The Little Bank, which sits opposite the furniture store, felt the pinch Monday when numerous customers complained about the ticketing.
"People have been cautious going through there," said Roy Parker, bank manager.
According to Parker, the ticketing began about 10 a.m. Monday and continued after he left around 5 p.m. Although concerned that his customers felt they were treated unfairly Monday, Parker spoke highly of the construction workers and contractors working on the project site, saying that they have been very attentive to the bank's needs.
Unlike Williams, Parker has high hopes for the Streetscape project, which he says is "cleaning up the area."

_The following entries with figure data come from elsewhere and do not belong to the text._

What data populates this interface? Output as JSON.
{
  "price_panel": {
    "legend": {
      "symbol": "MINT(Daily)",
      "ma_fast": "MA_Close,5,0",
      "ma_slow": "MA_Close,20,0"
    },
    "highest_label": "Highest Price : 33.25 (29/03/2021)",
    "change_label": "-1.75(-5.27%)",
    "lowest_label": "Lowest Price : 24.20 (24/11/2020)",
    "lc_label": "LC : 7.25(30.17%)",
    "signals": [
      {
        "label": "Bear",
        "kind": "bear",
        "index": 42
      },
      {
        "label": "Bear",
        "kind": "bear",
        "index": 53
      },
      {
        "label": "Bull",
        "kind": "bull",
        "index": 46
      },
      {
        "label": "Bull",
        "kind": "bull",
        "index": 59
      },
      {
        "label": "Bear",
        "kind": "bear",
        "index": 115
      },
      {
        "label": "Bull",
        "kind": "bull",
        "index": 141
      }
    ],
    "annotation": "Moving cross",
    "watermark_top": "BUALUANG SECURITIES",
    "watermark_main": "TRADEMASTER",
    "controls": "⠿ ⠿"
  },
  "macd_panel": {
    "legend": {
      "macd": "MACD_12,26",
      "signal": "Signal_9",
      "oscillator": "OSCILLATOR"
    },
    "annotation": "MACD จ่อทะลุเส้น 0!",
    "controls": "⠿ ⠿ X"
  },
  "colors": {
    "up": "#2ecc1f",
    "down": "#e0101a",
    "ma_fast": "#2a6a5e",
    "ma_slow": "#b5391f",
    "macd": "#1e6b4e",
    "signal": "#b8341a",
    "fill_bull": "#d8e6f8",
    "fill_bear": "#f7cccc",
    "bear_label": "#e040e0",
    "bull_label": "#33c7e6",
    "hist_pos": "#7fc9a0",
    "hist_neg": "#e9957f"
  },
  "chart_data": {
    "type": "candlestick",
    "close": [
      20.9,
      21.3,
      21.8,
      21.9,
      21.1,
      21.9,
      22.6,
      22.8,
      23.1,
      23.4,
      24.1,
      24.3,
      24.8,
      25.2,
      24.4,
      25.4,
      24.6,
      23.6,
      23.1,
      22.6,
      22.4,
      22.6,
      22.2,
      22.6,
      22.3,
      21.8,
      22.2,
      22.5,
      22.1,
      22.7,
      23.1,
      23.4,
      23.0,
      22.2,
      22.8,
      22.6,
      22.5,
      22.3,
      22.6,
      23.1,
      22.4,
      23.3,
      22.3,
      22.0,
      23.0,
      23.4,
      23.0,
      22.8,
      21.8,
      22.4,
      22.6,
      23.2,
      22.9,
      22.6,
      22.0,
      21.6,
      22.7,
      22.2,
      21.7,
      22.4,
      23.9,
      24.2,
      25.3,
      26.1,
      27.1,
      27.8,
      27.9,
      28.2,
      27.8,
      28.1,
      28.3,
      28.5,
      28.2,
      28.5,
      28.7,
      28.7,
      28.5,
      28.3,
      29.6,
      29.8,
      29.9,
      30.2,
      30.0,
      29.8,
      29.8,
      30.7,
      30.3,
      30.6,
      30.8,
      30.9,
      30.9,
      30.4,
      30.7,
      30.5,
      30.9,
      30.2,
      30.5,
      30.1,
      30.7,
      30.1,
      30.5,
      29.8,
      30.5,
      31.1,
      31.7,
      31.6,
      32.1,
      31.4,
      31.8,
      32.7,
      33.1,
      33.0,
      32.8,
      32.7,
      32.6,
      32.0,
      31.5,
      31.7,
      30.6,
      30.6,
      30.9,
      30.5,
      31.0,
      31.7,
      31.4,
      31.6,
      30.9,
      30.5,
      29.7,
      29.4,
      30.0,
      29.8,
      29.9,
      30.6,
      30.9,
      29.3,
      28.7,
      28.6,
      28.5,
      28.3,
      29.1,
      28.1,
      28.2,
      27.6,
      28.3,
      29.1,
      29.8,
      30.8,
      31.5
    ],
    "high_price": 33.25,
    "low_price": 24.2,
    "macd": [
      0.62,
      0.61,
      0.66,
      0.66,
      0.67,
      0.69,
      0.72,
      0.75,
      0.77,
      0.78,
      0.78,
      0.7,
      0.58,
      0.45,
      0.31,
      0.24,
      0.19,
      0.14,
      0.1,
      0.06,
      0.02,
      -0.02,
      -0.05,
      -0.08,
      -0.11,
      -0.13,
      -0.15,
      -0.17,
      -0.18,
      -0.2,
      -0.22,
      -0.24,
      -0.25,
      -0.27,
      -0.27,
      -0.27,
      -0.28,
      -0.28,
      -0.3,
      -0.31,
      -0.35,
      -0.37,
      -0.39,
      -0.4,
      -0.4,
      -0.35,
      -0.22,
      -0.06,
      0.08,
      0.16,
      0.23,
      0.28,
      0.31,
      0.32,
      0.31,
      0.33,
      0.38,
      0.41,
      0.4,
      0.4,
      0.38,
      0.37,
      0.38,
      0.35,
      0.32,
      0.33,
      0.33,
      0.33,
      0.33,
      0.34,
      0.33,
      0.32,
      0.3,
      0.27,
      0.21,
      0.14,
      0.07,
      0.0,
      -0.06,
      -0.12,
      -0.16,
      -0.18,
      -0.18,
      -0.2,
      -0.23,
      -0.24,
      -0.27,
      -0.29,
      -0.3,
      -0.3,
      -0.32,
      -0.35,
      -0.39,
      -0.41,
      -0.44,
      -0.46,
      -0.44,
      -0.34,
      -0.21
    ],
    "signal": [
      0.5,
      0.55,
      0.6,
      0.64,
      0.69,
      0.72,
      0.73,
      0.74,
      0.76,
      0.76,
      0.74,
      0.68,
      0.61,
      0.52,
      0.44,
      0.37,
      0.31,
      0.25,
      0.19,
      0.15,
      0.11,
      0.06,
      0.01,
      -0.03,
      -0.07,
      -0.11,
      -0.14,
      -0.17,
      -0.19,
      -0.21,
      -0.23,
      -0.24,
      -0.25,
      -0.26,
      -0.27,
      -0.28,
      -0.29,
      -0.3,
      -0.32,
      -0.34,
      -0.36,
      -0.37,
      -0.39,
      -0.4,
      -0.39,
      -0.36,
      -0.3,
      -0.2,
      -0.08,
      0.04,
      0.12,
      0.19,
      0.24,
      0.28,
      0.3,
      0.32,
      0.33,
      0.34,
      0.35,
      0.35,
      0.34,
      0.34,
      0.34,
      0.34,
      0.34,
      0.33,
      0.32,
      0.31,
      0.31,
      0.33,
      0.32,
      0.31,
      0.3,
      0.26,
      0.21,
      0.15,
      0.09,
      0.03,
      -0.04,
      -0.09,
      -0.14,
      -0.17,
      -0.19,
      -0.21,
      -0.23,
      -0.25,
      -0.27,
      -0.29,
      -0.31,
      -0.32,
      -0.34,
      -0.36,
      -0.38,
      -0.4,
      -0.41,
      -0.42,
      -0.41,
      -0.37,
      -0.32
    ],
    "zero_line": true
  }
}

Project Manager Josh Price seconded the city manager's safety concerns when speaking to the matter of drivers being ticketed for violating the road closure.
The section of roadway that remains open is narrow and visibility can be obstructed by cars parked on either side. Drivers heading the wrong way up the converted one-way street run the risk of being in the path of cars legally turning right from Center Street onto Mulberry Street.
"There has been concern for our guys working close to the fence as cars have been coming close to it," Price said.
In regard to the local businesses being impacted one way or another, either by the construction or the recent ticketing, Price declined to comment.